2020/12/10、犬、猫のペットと飼い主の糖尿病リスクの関係について調べた研究「The shared risk of diabetes between dog and cat owners and their pets: register based cohort study」の要旨をまとめました。

2020/12/10、犬、猫のペットと飼い主の糖尿病リスクの関係について調べた研究「The shared risk of diabetes between dog and cat owners and their pets: register based cohort study」の要旨をまとめました。犬、猫の飼い主とペットの糖尿病リスクについて調べるために、スウェーデン、長期登録コホート研究を実施しました。2004年から2006年時点、登録時に犬の飼い主208980例、猫の飼い主123566例を対象に、2007年から2012年、犬または猫の飼い主の2型糖尿病事象、ペットの糖尿病事象を追跡しました。飼い主の2型糖尿病の診断はスウェーデン全国患者登録、死因登録、処方薬登録の情報の組み合わせから特定しました。ペットの糖尿病の情報は獣医治療保険データから収集しました。多数状態モデルを使用、個人、社会経済環境因子調整等の共通リスク因子の可能性を調整後、ハザード比、95%信頼区間を評価しました。結果、追跡期間中の2型糖尿病の発症率は犬の飼い主1000人年あたり7.7例、猫の飼い主1000人年あたり7.9例でした。ペットの糖尿病の発症率は1000犬年あたり1.3例、1000猫年あたり2.2例でした。糖尿病の犬の飼い主の2型糖尿病のハザード比は、糖尿病ではない犬の飼い主と比べて、1.38(95% confidence interval 1.10 to 1.74)、多変量調整後ハザード比1.32(1.04 to 1.68)でした。飼い主が2型糖尿病であることは犬の糖尿病ハザード比の増加(crude hazard ratio 1.28, 1.01 to 1.63)と関連しており、飼い主の年齢を調整後は信頼区間はnull超え(1.11, 0.87 to 1.42)でした。猫の飼い主の2型糖尿病と猫の糖尿病との間に有意な関連なし(crude hazard ratio 0.99, 0.74 to 1.34, and 1.00, 0.78 to 1.28, respectively)でした。本データから、糖尿病の犬の飼い主は糖尿病ではない犬の飼い主と比べて追跡期間中、2型糖尿病の発症になりやすい傾向がありました。糖尿病の犬は糖尿病になりやすい健康行動因子、環境因子への暴露がある可能性が示唆されました。詳しくは論文をご覧ください。

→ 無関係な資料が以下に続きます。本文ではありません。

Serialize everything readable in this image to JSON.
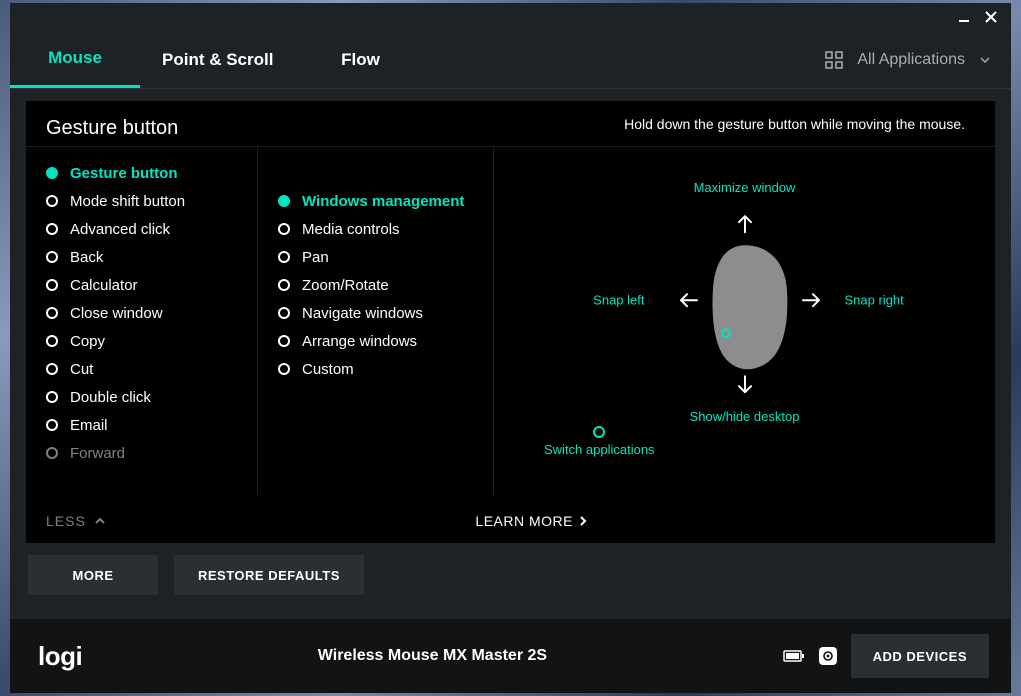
{
  "titlebar": {},
  "tabs": [
    {
      "label": "Mouse",
      "active": true
    },
    {
      "label": "Point & Scroll",
      "active": false
    },
    {
      "label": "Flow",
      "active": false
    }
  ],
  "apps_selector": {
    "label": "All Applications"
  },
  "panel": {
    "title": "Gesture button",
    "subtitle": "Hold down the gesture button while moving the mouse."
  },
  "col1": [
    "Gesture button",
    "Mode shift button",
    "Advanced click",
    "Back",
    "Calculator",
    "Close window",
    "Copy",
    "Cut",
    "Double click",
    "Email",
    "Forward"
  ],
  "col1_selected_index": 0,
  "col2": [
    "Windows management",
    "Media controls",
    "Pan",
    "Zoom/Rotate",
    "Navigate windows",
    "Arrange windows",
    "Custom"
  ],
  "col2_selected_index": 0,
  "gestures": {
    "up": "Maximize window",
    "down": "Show/hide desktop",
    "left": "Snap left",
    "right": "Snap right",
    "center": "Switch applications"
  },
  "less_label": "LESS",
  "learn_more_label": "LEARN MORE",
  "more_button": "MORE",
  "restore_button": "RESTORE DEFAULTS",
  "footer": {
    "logo": "logi",
    "device": "Wireless Mouse MX Master 2S",
    "add_devices": "ADD DEVICES"
  }
}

https://www.bmj.com/content/371/bmj.m4337
BMJクリスマス論文です。猫と猫の飼い主の糖尿病リスクは関連はないが、犬と犬の飼い主の糖尿病リスクは関連があるという報告です。猫は散歩はあまりないけれど、犬の散歩はあるので、犬が運動不足の場合は飼い主も運動不足に、飼い主が運動が好きではない場合は犬も運動不足になるということなのかも知れません。